Is covariance preserved under monotone functions?

Question

Suppose that you have to random variables $X$ and $Y$ such that the covariance $C[X,Y] > 0$. Let $f$ be an increasing function. Can you then conclude that $C[X,f(Y)] > 0$ as well? Is the converse true if $f$ is decreasing?

Answer 1

Let's use the formula:

$$\mbox{cov}(X,Y) = E[XY] - E[X]E[Y].$$

What can happen when replacing $X$ with $f(X)$? We can make $E[f(X)]$ very big without effecting $E[f(X)Y]$ very much.
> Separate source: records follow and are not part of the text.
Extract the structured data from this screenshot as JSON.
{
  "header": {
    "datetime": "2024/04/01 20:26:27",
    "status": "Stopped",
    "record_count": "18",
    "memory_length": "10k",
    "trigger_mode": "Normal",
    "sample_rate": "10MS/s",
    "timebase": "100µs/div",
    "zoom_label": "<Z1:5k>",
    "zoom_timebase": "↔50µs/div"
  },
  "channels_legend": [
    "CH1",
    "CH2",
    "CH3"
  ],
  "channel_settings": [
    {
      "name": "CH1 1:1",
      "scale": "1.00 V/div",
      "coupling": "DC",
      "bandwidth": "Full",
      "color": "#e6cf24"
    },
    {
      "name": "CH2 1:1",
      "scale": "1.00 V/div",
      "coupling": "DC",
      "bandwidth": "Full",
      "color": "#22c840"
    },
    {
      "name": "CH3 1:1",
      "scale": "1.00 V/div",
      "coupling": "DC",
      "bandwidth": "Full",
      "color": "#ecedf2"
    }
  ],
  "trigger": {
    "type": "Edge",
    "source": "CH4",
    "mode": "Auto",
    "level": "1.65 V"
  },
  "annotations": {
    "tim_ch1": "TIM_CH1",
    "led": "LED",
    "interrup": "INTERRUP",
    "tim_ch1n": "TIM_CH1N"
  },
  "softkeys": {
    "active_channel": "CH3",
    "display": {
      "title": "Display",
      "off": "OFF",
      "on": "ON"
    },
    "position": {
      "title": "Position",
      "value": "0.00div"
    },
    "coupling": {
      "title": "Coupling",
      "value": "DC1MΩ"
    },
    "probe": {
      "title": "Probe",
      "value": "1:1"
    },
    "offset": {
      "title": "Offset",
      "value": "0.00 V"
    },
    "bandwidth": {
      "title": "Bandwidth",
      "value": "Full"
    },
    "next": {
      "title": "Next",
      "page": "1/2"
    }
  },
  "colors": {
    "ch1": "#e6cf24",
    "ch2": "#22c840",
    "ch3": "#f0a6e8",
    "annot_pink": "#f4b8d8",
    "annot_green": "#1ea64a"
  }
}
Let $(X,Y)$ have joint distribution:

$$p((X,Y) = (1,0)) = 0.05$$ $$p((X,Y) = (0,0.1)) = 0.05$$ $$p((X,Y) = (0.5,0.5)) = 0.9$$

Then $E[XY] = 0.9 \times (0.5 \times 0.5) = 0.225$, $E[X] = 0.05 + 0.5\times 0.9 =0.5$, $E[Y] = 0.1 \times 0.05+0.9\times 0.5 = 0.445$. Then the formula above gives covariance $0.0025 > 0$.

Now, let's have $f$ s.t. $f(0) = 0$, $f(0.5) = 0.5$ and $f(1) = 100$.

$$p((f(X),Y) = (100,0)) = 0.05$$ $$p((f(X),Y) = (0,0.1)) = 0.05$$ $$p((f(X),Y) = (0.5,0.5)) = 0.9$$

Note that $E[f(X)Y]$ and $E[Y]$ haven't changed. But now $E[f(X)] = 100\times0.05 + 0.5\times0.9 = 5.45$. So the formula gives covariance $-2.20025$.